Memang sudah seharusnya umat Islam menyadari dan kembali pada sistem yang mampu memberikan solusi atas semua problematika umat ini, sistem yang akan memberikan kesejahteraan dan kehidupan yang layak bagi rakyatnya, sistem yang sesuai dengan fitrahnya manusia yang bersumber dari Al-Qur’an dan As-sunnah yakni sistem Khilafah.
Karena hanya sistem khilafah lah yang mampu menyelesaikan persoalan yang saat ini melanda negeri kaum muslimin. Dalam al-Qur’an Umat Islam adalah umat terbaik atau khairu ummah atau umat terbaik sebagimana dalam Firman Allah SWT, “Kamu adalah umat yang terbaik yang dilahirkan untuk manusia, menyuruh kepada yang makruf dan mencegah dari yang mungkar dan beriman kepada Allah.” (QS Ali Imran: 110).
Dalam Islam, jabatan sebagai pemimpin adalah sebuah amanah yang besar. Atas dasar hukum Allah, para pemimpin memegang prinsip bahwa jabatan kekuasaan ini hanyalah titipan, sehingga wajar mampu melahirkan pemimpin yang menjadi khadimul ummah sehingga mampu wujudkan pembangunan berorientasi keluarga dan pembangunan Sumber Daya Manusia (SDM) yang unggul.
Oleh karena itu dalam khilafah sumber daya manusia (SDM) merupakan suatu kekuatan tersendiri bagi negara, dimana dengan sumber daya manusia dengan pemikirannya yang cemerlang akan mampu membangun suatu peradaban. Khilafah juga akan menjaga setiap keluarga dan memberikan jaminan pemenuhan kebutuhan hidup, sehingga setiap keluarga tidak akan lagi pusing memikirkan tentang bagaimana caranya agar besok bisa tetap hidup.

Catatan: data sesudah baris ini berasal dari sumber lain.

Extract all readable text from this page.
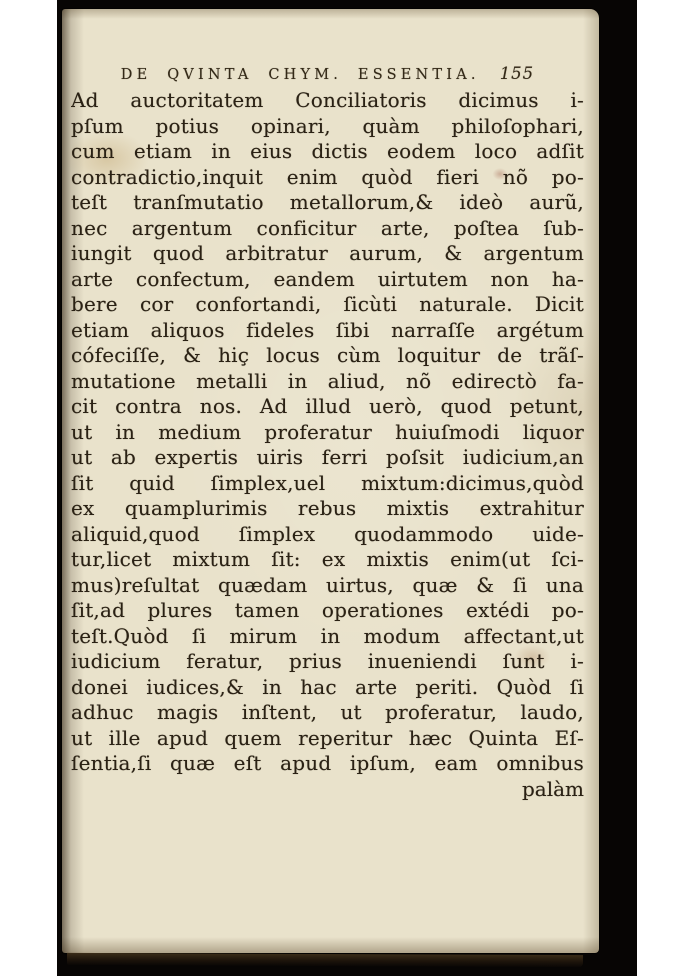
DE QVINTA CHYM. ESSENTIA. 155
Ad auctoritatem Conciliatoris dicimus i-
pſum potius opinari, quàm philoſophari,
cum etiam in eius dictis eodem loco adſit
contradictio,inquit enim quòd fieri nõ po-
teſt tranſmutatio metallorum,& ideò aurũ,
nec argentum conficitur arte, poſtea ſub-
iungit quod arbitratur aurum, & argentum
arte confectum, eandem uirtutem non ha-
bere cor confortandi, ſicùti naturale. Dicit
etiam aliquos fideles ſibi narraſſe argétum
cófeciſſe, & hiç locus cùm loquitur de trãſ-
mutatione metalli in aliud, nõ edirectò fa-
cit contra nos. Ad illud uerò, quod petunt,
ut in medium proferatur huiuſmodi liquor
ut ab expertis uiris ferri poſsit iudicium,an
ſit quid ſimplex,uel mixtum:dicimus,quòd
ex quamplurimis rebus mixtis extrahitur
aliquid,quod ſimplex quodammodo uide-
tur,licet mixtum ſit: ex mixtis enim(ut ſci-
mus)reſultat quædam uirtus, quæ & ſi una
ſit,ad plures tamen operationes extédi po-
teſt.Quòd ſi mirum in modum affectant,ut
iudicium feratur, prius inueniendi ſunt i-
donei iudices,& in hac arte periti. Quòd ſi
adhuc magis inſtent, ut proferatur, laudo,
ut ille apud quem reperitur hæc Quinta Eſ-
ſentia,ſi quæ eſt apud ipſum, eam omnibus
palàm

Karena setiap keluarga akan dipenuhi kebutuhannya oleh negara, yang tidak memiliki pekerjaan akan diberikan pekerjaan. Sehingga setiap keluarga hanya akan fokus memikirkan bagaimana mendidik generasi yang terlahir agar menjadi pejuang Islam, dan memiliki keimanan yang kokoh dan pemberani. Wallahu a’lam Bishawwab.